Untuk menghasilkan gabus dengan bobot 0,5 kg, diperlukan jangka waktu
pemeliharaan 6 sd. 8 bulan.
Tentu akan timbul pertanyaan. Dari mana asal-usul benih gabus ukuran satu
jari. Sebab benih tangkapan dari alam yang disebut sebagai impun, ukurannya
baru sepanjang 1,5 sd. 2,5 cm. Benih yang masih sangat kecil tersebut, oleh
para peternak ikan akan dibesarkan dalam bak pembesaran benih atau akuarium.
Pakannya mulai dari artemia, jentik nyamuk dan cacing sutera. Setelah mencapai
panjang 5 cm. benih gabus itu sudah bisa menelan cacing tanah, keong atau
bekicot yang dicincang halus.
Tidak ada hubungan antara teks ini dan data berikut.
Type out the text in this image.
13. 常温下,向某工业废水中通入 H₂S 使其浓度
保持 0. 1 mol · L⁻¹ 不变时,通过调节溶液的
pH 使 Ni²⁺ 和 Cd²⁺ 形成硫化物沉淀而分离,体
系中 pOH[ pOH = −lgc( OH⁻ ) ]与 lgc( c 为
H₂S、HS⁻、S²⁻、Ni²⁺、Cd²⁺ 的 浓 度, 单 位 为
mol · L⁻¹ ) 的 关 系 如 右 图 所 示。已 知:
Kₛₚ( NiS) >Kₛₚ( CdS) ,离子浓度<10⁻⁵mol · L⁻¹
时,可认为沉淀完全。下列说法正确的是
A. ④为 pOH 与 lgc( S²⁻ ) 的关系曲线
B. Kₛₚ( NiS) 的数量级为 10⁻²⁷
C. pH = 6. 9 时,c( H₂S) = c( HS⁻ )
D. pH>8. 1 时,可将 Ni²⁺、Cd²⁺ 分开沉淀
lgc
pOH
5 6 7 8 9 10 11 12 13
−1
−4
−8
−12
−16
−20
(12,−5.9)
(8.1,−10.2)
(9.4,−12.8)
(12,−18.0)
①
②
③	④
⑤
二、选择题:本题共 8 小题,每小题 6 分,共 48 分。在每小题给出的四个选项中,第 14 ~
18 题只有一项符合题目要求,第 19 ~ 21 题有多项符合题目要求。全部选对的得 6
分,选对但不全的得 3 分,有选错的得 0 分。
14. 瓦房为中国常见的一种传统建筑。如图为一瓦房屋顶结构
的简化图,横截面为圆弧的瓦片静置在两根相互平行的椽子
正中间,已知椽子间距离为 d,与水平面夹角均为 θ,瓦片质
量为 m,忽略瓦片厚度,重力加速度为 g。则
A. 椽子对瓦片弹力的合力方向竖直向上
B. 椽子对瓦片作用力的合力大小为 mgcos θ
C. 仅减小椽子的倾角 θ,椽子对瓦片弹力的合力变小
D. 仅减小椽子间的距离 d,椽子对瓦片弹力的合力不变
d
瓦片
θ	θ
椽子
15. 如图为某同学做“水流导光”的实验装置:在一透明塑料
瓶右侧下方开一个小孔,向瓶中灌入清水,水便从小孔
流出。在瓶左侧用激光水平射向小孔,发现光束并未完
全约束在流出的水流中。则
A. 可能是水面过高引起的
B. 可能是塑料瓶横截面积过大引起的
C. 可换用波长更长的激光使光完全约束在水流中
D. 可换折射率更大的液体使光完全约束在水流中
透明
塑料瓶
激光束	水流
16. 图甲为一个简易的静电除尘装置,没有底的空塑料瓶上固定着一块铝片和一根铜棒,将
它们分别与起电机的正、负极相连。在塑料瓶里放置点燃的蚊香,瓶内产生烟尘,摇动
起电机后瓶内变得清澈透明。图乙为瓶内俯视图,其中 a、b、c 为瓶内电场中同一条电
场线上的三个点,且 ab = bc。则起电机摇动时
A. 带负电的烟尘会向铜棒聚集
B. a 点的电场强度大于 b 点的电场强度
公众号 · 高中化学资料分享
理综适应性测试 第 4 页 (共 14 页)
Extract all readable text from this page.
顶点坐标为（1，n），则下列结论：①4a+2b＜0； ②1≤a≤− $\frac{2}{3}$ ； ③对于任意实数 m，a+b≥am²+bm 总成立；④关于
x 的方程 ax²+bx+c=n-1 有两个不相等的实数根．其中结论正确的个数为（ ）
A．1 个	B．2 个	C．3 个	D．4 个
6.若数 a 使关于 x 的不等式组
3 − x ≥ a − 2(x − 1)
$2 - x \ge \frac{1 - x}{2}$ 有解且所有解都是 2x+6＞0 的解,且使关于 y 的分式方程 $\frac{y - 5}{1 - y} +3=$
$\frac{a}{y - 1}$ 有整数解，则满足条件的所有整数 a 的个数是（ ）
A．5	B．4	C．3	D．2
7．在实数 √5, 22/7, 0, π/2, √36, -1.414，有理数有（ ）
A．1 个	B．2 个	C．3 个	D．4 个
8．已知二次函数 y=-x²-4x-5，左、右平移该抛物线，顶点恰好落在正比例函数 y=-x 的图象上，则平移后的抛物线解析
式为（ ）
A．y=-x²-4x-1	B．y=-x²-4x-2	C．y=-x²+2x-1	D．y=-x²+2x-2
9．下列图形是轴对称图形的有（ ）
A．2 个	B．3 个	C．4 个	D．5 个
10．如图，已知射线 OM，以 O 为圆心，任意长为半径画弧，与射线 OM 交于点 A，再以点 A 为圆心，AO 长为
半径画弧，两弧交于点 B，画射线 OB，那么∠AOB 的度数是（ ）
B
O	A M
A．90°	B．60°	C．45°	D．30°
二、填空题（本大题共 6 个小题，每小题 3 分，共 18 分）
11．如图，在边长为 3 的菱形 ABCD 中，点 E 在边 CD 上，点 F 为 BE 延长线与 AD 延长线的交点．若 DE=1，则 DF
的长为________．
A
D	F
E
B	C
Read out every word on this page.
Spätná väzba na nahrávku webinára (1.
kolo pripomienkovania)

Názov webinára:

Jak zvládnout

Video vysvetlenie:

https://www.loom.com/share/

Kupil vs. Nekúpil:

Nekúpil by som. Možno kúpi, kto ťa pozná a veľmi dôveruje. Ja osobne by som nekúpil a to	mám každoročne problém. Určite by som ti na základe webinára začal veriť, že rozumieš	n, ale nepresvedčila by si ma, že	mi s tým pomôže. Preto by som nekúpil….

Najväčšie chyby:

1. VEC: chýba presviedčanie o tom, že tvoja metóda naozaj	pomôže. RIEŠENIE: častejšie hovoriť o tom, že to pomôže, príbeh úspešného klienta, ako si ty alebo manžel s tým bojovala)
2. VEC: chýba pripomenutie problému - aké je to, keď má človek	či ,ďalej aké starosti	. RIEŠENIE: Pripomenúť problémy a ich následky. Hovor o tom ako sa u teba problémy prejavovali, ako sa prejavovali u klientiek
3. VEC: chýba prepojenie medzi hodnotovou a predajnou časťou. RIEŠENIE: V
Pakan ini diberikan terus sampai anakan gabus
tersebut mencapai ukuran satu jari atau sepanjang 10 cm. Pada saat itulah gabus
sudah berani untuk ditebar di kolam pembesaran bersama dengan induk nila. Lele
dumbo (bukan lele lokal) dan jambal siam (lele bangkok = Pangasius suchi) atau
yang oleh masyarakat disebut sebagai "patin" sebenarnya juga
merupakan ikan predator yang carnifora. namun ikan ini sudah bisa dipijahkan
secara buatan, hingga sejak telur menetas, mereka sudah terbiasa diberi pakan
buatan. Selanjutnya, lele dan "patin" ini akan terbiasa mengkonsumsi
pelet. Gabus, sulit untuk diberi pelet sebab anakan ikan ini dipijahkan secara
alamiah di perairan lepas. Hingga sifat liarnya sulit untuk diubah menjadi
perilaku ikan budidaya yang bersedia mengkonsumsi pelet.
Alternatif lain pemeliharaan gabus adalah dengan menggabungkannya dalam
sebuah unit peternakan ayam atau itik. Mortalitas ternak ayam itik yang
ditoleransi adalah sekitar 2 sd. 5% dari populasi per bulan. Kalau yang
dipelihara 1.000 ekor, maka tiap bulannya akan ada 20 sd. 50 ekor ayam atau
itik mati yang harus dikubur atau dibakar. Dengan memelihara gabus, itik dan
ayam mati ini akan menjadi pakan alamiah dari ikan pemakan daging tersebut.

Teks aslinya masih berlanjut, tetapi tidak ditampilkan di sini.